Populations of giant clams have fallen by half or more across all sections of their range in the Indo-Pacific. The mollusks that can weigh 500 pounds were once a source of subsistence meat for coastal communities, but are now being harvested illegally at alarming rates for the decorative properties of their shells.
Under the sculptor’s knife, the shell carves like elephant ivory, and for many years while the latter was banned and heavily policed in China, the former began to take its place.
Philippine police since 2019 have confiscated 19 separate hauls of giant clam shells that together are worth $85 million on the black market, and weigh 120,600 metric tons. 104 square miles of Philippine reef habitat may have been destroyed entirely by boats seeking what has essentially become a living treasure chest.
In China giant clam shell shipments are also beginning to be seized in small numbers by police, often accompanied by other replacements for the coveted elephant ivory, such as mammoth and narwhal ivory, and even helmeted hornbill crests.

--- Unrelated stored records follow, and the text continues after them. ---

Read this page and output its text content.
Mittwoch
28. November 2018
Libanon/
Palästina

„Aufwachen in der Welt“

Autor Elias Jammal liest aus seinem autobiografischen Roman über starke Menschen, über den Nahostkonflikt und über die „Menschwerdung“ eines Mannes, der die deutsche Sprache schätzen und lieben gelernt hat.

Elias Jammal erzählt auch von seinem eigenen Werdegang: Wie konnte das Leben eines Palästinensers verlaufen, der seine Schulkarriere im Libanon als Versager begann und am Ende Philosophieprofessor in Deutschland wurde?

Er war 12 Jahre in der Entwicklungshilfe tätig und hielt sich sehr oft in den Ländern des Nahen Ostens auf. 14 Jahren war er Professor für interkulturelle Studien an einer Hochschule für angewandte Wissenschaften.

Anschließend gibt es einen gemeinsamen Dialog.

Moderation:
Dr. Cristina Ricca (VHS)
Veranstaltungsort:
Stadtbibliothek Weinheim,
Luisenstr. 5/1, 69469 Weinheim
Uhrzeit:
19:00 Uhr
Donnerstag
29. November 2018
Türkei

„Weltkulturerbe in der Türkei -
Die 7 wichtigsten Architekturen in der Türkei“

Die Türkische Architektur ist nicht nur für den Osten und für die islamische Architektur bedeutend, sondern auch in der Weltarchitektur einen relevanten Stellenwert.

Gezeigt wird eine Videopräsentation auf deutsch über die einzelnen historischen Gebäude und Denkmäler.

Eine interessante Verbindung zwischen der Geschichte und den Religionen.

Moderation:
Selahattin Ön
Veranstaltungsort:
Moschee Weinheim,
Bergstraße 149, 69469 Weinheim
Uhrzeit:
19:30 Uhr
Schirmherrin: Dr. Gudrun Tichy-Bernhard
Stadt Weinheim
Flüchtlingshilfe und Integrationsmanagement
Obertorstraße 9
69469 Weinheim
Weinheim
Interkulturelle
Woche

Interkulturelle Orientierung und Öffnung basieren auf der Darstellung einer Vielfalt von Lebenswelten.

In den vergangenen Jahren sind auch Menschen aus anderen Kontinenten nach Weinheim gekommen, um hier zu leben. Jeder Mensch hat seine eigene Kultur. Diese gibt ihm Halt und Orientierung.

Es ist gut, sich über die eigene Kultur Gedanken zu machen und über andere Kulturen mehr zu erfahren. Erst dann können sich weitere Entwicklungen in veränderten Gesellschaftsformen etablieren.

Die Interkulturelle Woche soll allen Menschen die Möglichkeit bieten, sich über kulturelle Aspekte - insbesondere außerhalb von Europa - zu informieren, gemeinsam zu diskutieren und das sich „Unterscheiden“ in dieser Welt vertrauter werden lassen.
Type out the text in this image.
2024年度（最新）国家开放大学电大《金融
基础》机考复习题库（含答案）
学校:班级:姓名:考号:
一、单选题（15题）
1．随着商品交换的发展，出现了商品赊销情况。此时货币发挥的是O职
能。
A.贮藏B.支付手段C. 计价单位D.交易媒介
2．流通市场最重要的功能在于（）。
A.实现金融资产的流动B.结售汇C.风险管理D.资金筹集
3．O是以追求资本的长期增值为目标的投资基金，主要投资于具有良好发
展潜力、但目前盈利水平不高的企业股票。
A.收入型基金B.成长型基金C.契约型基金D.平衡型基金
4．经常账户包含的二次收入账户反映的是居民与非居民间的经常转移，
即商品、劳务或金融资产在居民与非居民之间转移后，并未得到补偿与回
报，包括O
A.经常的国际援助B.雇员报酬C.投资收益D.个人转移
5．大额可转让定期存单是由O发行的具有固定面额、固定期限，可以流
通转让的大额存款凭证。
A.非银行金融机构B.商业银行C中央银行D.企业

A report on this staggering growth in the trade of giant clams was assembled by the Wildlife Justice Commission (WJC), which made recommendations about how to combat the growing problem. Huge gaps of knowledge, the WJC, report, exist regarding the giant clam trade, including whether transnational organized crime is behind the massive stockpiles discovered mostly in Palawan, the coastal region of the Philippines that borders the South China Sea and the Sulu Sea.